Create a simple visual tracker — drawn or printed — that uses colors to show how much time David spends on screens vs. active, creative, and social activities each day.
Seeing balance visually makes it real and motivating. It shifts the conversation from "less screen time" to "more great stuff."
Layer in one additional activity that connects David with friends or sparks creativity — a friend hangout, a new recipe challenge, or a creative project. Keep it low-key and fun.
Variety prevents boredom from pulling David back to YouTube. More positive experiences in his week means fewer moments where screens feel like the only option.
Spend 5 minutes sharing how this week went. Note what worked, what was hard, and how David responded. Includes KIDSCREEN measures. Your feedback shapes the next stage of the plan.
Regular check-ins help the plan adapt to David's real progress — not just the ideal.
Lower the daily YouTube limit to 90 minutes using Apple Screen Time or Google Family Link. Encourage David to choose in advance when he'll use his screen time — morning, afternoon, or evening.
Advance scheduling builds self-regulation. When David decides when he'll watch rather than defaulting to it, he's practicing intentional media use.
Acknowledge how far David has come with something meaningful to him — a new kitchen tool, a favorite ingredient to cook with, or new basketball gear. Make it specific to his interests.
Celebrating milestones reinforces that the hard work is worth it. A personalized reward signals that you've been paying attention to who he is.
Plan a special family event built around David's strengths — an outdoor basketball game or a full cooking night where he's the lead chef. Make it celebratory and fun.
Moments like these become the memories that define David's relationship with activity and connection — far more powerful than anything on a screen.
Find moments this week to explicitly name what you see in David — "You've got real cooking instincts," or "You're the athlete in this family." Let him take on a real responsibility that matches that identity.
Identity is a powerful driver of behavior. When David sees himself as a chef or an athlete, screen time loses its grip because it competes with something he's proud of.
Take 5 minutes to share how the week went — what's clicking, what's still challenging, how David is feeling. This sets up a strong final week.
You're almost there. One last round of honest reflection helps ensure the final week leads to lasting change.
Find a quiet moment to talk with David about the past 8 weeks. What did he find most difficult? What surprised him? What is he most proud of? Listen more than you talk.
This reflection helps David build self-awareness and ownership over the journey. Kids who can articulate their own experience are better equipped to maintain the changes.
Together with David, create a recurring weekly schedule that locks in his favorite activities — cooking days, basketball sessions, friend hangouts — so screen time doesn't fill the gaps by default.
A structured but flexible routine removes the daily decision fatigue of "what should I do?" and makes healthy habits the path of least resistance.
Create or print a simple certificate or badge that celebrates David's journey.
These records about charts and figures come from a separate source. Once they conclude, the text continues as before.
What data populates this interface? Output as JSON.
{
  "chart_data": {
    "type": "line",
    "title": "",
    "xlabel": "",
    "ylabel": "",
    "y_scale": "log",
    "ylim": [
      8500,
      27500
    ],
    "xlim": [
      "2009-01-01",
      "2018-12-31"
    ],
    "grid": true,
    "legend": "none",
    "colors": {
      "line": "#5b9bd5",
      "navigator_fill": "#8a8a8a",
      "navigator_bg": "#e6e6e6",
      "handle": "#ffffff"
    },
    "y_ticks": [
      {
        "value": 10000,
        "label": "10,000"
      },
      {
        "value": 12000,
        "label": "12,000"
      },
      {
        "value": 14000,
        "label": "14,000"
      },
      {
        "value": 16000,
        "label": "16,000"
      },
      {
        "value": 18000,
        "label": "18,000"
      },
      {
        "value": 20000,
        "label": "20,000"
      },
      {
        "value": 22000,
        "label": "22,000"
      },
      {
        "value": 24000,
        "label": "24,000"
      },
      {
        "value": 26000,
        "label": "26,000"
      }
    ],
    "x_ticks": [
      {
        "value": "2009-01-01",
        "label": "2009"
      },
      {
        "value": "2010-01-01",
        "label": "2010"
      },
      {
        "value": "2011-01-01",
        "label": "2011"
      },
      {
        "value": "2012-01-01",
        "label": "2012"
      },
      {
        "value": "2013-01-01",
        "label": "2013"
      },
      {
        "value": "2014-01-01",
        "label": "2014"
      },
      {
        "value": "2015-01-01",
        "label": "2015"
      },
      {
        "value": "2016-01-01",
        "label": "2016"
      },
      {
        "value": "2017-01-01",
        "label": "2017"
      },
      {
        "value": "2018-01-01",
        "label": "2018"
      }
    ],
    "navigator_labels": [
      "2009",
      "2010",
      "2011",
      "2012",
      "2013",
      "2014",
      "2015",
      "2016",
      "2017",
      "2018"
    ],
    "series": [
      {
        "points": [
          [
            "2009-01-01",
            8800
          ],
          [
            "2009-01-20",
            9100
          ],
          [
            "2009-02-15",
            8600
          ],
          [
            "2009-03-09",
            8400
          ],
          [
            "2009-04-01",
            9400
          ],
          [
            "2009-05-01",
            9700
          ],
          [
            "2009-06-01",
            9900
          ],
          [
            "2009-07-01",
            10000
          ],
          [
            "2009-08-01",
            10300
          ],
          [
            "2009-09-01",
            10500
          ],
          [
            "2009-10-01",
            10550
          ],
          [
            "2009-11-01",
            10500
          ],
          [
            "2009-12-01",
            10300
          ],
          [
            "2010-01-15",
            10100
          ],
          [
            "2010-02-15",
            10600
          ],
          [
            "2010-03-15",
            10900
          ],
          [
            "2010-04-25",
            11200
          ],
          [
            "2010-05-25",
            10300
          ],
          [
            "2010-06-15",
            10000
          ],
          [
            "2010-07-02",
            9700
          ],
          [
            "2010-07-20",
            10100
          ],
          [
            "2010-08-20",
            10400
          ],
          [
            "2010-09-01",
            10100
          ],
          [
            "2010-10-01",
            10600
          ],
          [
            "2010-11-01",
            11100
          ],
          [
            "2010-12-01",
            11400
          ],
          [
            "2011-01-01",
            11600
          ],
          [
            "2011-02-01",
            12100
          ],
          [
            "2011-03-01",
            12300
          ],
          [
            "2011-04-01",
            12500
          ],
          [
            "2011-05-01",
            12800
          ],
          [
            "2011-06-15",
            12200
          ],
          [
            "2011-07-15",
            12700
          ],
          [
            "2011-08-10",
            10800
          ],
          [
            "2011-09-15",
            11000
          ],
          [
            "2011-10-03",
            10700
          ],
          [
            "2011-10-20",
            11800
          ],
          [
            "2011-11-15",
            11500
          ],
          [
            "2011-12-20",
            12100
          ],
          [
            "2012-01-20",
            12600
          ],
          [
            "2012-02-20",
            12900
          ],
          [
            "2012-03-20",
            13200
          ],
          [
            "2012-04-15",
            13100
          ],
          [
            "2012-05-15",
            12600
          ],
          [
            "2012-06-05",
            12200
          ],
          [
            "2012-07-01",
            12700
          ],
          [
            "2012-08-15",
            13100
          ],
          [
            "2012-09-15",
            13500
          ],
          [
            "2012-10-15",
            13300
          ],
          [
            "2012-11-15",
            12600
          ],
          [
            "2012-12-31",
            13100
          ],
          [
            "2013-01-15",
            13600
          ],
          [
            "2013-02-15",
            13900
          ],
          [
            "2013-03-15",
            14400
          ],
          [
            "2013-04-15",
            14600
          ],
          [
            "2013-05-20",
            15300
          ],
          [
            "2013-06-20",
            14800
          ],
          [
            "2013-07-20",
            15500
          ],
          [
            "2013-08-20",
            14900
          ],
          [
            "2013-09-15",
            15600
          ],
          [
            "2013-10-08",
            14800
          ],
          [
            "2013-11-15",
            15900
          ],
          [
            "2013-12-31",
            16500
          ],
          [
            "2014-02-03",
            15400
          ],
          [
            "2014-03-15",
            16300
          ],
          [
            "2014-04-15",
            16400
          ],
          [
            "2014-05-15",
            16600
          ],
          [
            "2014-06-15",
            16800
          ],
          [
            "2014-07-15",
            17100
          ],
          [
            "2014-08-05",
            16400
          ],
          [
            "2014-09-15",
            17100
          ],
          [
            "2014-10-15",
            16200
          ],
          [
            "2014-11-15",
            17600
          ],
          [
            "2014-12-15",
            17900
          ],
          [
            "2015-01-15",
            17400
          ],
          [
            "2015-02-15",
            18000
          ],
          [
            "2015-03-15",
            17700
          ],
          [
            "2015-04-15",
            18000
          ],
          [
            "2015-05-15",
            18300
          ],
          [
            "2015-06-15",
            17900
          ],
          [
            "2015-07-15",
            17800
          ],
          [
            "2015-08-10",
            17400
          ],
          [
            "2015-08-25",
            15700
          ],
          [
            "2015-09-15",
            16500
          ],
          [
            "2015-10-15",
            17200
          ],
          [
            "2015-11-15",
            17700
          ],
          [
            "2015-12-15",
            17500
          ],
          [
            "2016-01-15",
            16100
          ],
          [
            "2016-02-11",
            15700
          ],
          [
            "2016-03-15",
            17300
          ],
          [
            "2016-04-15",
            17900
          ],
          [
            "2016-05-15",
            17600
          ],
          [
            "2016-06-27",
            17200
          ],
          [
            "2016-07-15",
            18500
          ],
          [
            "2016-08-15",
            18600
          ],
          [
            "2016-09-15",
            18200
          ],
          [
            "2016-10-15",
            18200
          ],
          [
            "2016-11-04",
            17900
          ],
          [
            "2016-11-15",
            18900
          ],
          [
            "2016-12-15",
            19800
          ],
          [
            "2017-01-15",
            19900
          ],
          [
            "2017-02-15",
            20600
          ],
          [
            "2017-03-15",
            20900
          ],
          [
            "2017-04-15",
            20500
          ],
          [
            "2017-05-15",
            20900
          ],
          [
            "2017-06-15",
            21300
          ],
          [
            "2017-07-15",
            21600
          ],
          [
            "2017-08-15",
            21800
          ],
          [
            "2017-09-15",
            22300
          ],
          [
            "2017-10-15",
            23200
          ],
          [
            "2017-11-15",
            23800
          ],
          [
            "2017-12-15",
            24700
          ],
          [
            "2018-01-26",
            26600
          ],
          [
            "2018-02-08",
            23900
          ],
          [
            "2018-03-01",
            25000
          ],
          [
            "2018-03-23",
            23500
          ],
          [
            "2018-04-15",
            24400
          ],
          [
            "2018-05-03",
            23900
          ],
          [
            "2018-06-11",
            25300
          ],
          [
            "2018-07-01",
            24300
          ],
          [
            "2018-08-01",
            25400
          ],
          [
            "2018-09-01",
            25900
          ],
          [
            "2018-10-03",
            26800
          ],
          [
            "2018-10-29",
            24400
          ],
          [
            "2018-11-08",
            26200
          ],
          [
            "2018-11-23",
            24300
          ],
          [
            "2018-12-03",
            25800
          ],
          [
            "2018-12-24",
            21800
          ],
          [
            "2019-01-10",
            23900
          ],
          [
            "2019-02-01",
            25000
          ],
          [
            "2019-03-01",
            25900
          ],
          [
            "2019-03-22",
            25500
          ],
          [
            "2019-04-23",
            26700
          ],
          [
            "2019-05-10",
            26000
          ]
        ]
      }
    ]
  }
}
Make it specific to his achievements — whether that's cooking, athletics, or simply showing up for the whole process.
Ritual celebrations mark moments that matter. David is more likely to value this period of his life if it's honored in a meaningful way.
Help David put together a short journal entry or phone video documenting what he learned, what he accomplished, and what he wants to keep doing. This can be just for the two of you, or shared with family.
Documenting the journey creates a lasting artifact of growth. It also gives David something to look back on if he ever needs a reminder of what he's capable of.
Complete the final 5-minute check-in and work with your advisor to define a maintenance plan — how will you sustain progress, handle setbacks, and keep David engaged beyond the 8 weeks? Includes KIDSCREEN measures.
The plan doesn't end at Week 8. This final session sets up a long-term strategy that keeps the gains in place.